Wherever used, the definition adopted is indicated.
Standardised mortality ratio
The ratio of the actual number of deaths in the population under study and the number of deaths which would have occurred if the population under study had experienced the age-specific death rates of the standard population (see also Standardised death rate, the indirect method).
State or territory of registration
State or territory of registration refers to the state or territory in which the event was registered.
State or territory of usual residence
State or territory of usual residence refers to the state or territory of usual residence of:
Statistical Division (SD)
- the population (estimated resident population);
- the mother (birth collection);
- the deceased (death collection).
Statistical Divisions (SDs) consist of one or more Statistical Subdivisions (SSD). The divisions are designed to be relatively homogeneous regions characterised by identifiable social and economic units within the region, under the unifying influence of one or more major towns or cities.
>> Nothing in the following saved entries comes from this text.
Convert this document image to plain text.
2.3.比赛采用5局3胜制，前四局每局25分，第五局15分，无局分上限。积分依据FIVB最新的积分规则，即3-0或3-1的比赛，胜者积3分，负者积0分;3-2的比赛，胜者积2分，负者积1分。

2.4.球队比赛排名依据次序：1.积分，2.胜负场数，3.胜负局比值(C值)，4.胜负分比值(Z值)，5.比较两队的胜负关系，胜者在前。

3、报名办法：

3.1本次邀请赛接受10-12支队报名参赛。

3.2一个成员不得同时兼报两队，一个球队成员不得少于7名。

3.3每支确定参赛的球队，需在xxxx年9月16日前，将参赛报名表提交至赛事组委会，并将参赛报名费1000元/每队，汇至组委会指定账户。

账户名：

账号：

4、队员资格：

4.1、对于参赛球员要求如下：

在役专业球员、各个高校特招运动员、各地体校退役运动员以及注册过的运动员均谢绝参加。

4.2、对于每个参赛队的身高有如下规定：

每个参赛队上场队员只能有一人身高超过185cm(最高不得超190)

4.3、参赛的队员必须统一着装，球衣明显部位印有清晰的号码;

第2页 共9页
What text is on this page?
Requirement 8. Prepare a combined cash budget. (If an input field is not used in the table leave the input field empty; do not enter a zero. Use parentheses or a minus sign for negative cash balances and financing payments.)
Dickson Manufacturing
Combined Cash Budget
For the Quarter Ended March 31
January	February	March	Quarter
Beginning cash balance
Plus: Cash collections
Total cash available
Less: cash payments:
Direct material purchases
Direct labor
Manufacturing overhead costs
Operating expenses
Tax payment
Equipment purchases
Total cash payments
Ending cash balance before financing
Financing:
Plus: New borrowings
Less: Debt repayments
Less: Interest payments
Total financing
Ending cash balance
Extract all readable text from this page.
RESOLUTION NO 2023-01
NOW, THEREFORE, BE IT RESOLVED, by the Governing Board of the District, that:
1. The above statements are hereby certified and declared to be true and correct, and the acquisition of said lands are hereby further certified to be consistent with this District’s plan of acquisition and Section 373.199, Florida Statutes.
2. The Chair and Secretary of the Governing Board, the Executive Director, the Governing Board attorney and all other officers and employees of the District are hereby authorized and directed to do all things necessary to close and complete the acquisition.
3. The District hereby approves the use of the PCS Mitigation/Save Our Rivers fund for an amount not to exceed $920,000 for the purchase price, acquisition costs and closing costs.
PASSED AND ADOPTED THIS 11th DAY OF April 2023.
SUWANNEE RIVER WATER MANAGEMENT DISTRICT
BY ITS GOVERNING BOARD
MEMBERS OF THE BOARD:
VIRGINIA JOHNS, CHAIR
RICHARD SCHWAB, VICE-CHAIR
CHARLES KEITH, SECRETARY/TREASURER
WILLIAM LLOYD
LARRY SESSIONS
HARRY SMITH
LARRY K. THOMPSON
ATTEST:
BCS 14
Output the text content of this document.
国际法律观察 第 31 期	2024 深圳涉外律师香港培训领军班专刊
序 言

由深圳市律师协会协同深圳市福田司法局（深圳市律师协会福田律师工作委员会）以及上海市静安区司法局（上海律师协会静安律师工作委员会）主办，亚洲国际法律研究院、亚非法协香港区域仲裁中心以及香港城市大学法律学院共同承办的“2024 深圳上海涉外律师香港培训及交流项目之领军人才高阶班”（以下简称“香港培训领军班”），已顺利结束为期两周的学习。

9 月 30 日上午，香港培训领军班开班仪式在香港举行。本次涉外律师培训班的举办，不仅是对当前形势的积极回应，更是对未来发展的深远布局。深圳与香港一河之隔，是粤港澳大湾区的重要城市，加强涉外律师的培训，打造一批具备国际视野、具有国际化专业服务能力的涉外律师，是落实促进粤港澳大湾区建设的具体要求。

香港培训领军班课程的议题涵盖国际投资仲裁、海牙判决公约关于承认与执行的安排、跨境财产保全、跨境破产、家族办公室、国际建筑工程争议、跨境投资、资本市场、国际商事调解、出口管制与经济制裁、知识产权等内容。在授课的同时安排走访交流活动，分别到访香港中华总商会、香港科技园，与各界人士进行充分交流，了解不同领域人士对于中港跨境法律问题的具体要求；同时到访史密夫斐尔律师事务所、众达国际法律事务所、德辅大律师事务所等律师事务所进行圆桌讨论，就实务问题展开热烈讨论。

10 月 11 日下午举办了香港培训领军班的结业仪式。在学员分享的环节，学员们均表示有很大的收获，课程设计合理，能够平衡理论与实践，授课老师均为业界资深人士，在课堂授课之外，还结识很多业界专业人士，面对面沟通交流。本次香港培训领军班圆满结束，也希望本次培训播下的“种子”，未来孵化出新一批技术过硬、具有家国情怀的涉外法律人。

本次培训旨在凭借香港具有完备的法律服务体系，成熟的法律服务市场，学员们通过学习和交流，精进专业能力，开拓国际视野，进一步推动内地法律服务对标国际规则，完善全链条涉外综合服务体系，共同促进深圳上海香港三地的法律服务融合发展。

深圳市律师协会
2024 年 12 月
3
Further information concerning SDs is contained in Australian Standard Geographic Classification (ASGC)
(cat. no. 1216.0).
Statistical Local Area (SLA)
Statistical Local Areas (SLAs) are, in most cases, identical with, or have been formed from a division of, whole Local Government Areas (LGAs). In other cases, they represent unincorporated areas. In aggregate, SLAs cover the whole of a state or territory without gaps or overlaps. In some cases, legal LGAs overlap statistical subdivision boundaries and therefore comprise two or three SLAs (Part A, Part B and, if necessary, Part C). Further information concerning SDs is contained in Australian Standard Geographic Classification (ASGC)
(cat. no. 1216.0).
Statistical Subdivision (SSD)
In aggregate, Statistical Subdivisions (SSD) cover the whole of Australia without gaps or overlaps. They are defined as socially and economically homogeneous regions characterised by identifiable links between the inhabitants. In the non-urban areas an SSD is characterised by identifiable links between the economic units within the region, under the unifying influence of one or more major towns or cities. Further information concerning SSDs is contained in Australian Standard Geographical Classification (ASGC)
(cat. no. 1216.0).
Usual residence within Australia refers to that address at which the person has lived or intends to live for a total of six months or more in a given reference year.
Year of occurrence
Data presented on year of occurrence basis relate to the date the death occurred.
Year of registration
Data presented on year of registration basis relate to the date the death was registered.